I have been helping a student out recently in preparing for an interview. We have met twice to review the role and application form and have completed two mock interviews. It was an interesting process, watching the student’s technique develop and seeing the marked improvement in interview responses and the general awareness of the role and industry they were entering. After the interview, they emailed me to talk through some of the questions they were asked, which is really helpful to us in the Careers and Employability Service for supporting students in future.
Some of the topics that were covered by the interviewer included the organisation’s Corporate Social Responsibility activities and requirements in their industry to participate in them, as well as quality assurance and professional standards within their sector. These questions, I think, caught the student a little off guard, but we had discussed techniques for answering questions that you do not know the answer to. They also questioned some of the figures that the student quoted in their presentation (which were taken from their website).
The student was left with quite mixed emotions and now needs to play that terrible waiting game before they get that call, email or letter telling them the outcome of their hard work. Below are a few pointers on dealing with this nerve racking wait;
- Remember that you don’t always have to answer all of the questions perfectly. Demonstrating the ability to source the answers can be just as good as the answer itself. Take a look at the top ten most common interview questions.
- If they challenge you on something during the interview, it can be a test to see how you cope under pressure, to test your resolve and confidence in what you are saying or are just pushing you to your limits.
- After the interview arrange to see friends – go out and take your mind off of things. Don’t get drunk though, as you may be getting a phone call…
- The next day, start looking at other jobs and if you decide to, make more applications. They will be interviewing more than just you, so don’t pin your hopes on just one job – keep going!
- Re-read the job description and look at the terms and conditions. It is very likely that unless you have significant experience you will be able to negotiate a higher salary level, but have an awareness of what it is that they might offer you.
- If they do offer you the job, you do not have to say yes straight away.
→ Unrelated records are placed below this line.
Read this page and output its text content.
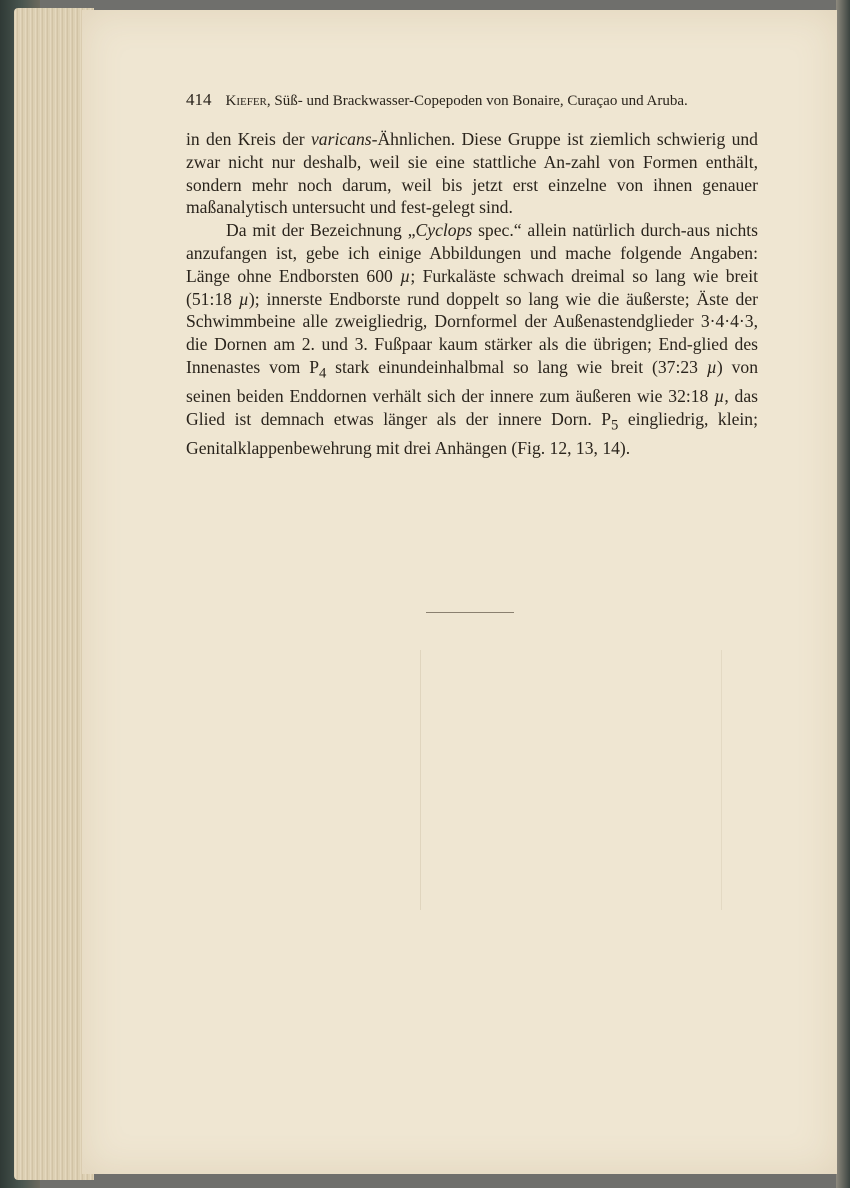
414 Kiefer, Süß- und Brackwasser-Copepoden von Bonaire, Curaçao und Aruba.

in den Kreis der varicans-Ähnlichen. Diese Gruppe ist ziemlich schwierig und zwar nicht nur deshalb, weil sie eine stattliche An-zahl von Formen enthält, sondern mehr noch darum, weil bis jetzt erst einzelne von ihnen genauer maßanalytisch untersucht und fest-gelegt sind.

Da mit der Bezeichnung „Cyclops spec.“ allein natürlich durch-aus nichts anzufangen ist, gebe ich einige Abbildungen und mache folgende Angaben: Länge ohne Endborsten 600 µ; Furkaläste schwach dreimal so lang wie breit (51:18 µ); innerste Endborste rund doppelt so lang wie die äußerste; Äste der Schwimmbeine alle zweigliedrig, Dornformel der Außenastendglieder 3·4·4·3, die Dornen am 2. und 3. Fußpaar kaum stärker als die übrigen; End-glied des Innenastes vom $P_4$ stark einundeinhalbmal so lang wie breit (37:23 µ) von seinen beiden Enddornen verhält sich der innere zum äußeren wie 32:18 µ, das Glied ist demnach etwas länger als der innere Dorn. $P_5$ eingliedrig, klein; Genitalklappenbewehrung mit drei Anhängen (Fig. 12, 13, 14).
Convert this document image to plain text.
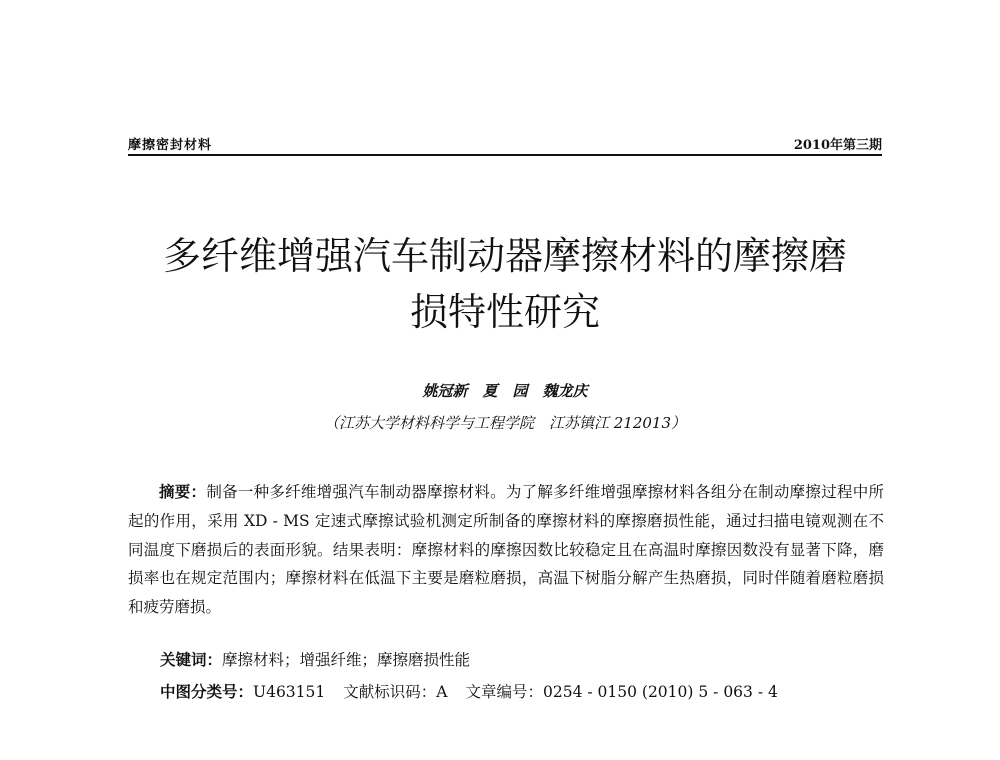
摩擦密封材料	2010年第三期
多纤维增强汽车制动器摩擦材料的摩擦磨
损特性研究
姚冠新　夏　园　魏龙庆
（江苏大学材料科学与工程学院　江苏镇江 212013）

摘要：制备一种多纤维增强汽车制动器摩擦材料。为了解多纤维增强摩擦材料各组分在制动摩擦过程中所起的作用，采用 XD - MS 定速式摩擦试验机测定所制备的摩擦材料的摩擦磨损性能，通过扫描电镜观测在不同温度下磨损后的表面形貌。结果表明：摩擦材料的摩擦因数比较稳定且在高温时摩擦因数没有显著下降，磨损率也在规定范围内；摩擦材料在低温下主要是磨粒磨损，高温下树脂分解产生热磨损，同时伴随着磨粒磨损和疲劳磨损。

关键词：摩擦材料；增强纤维；摩擦磨损性能
中图分类号：U463151 文献标识码：A 文章编号：0254 - 0150 (2010) 5 - 063 - 4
Indicate that you are excited by the offer and that you are flattered, but it is ok to ask for a day or so to think about it, particularly if you are expecting multiple offers. Don’t leave it more than a day or so though – they may withdraw the offer.
- If you are unsuccessful, ask for feedback. They may give a very bland statement, but it is ok to push them for specifics. Ask about your answering style, the content of your answers or your presentation.
- Above all, make sure you are available to take the call, that you have signal and your battery is fully charged. Have a look at our previous blog post about telephone etiquette.
- Oh and have a think about whether you are likely to accept an offer!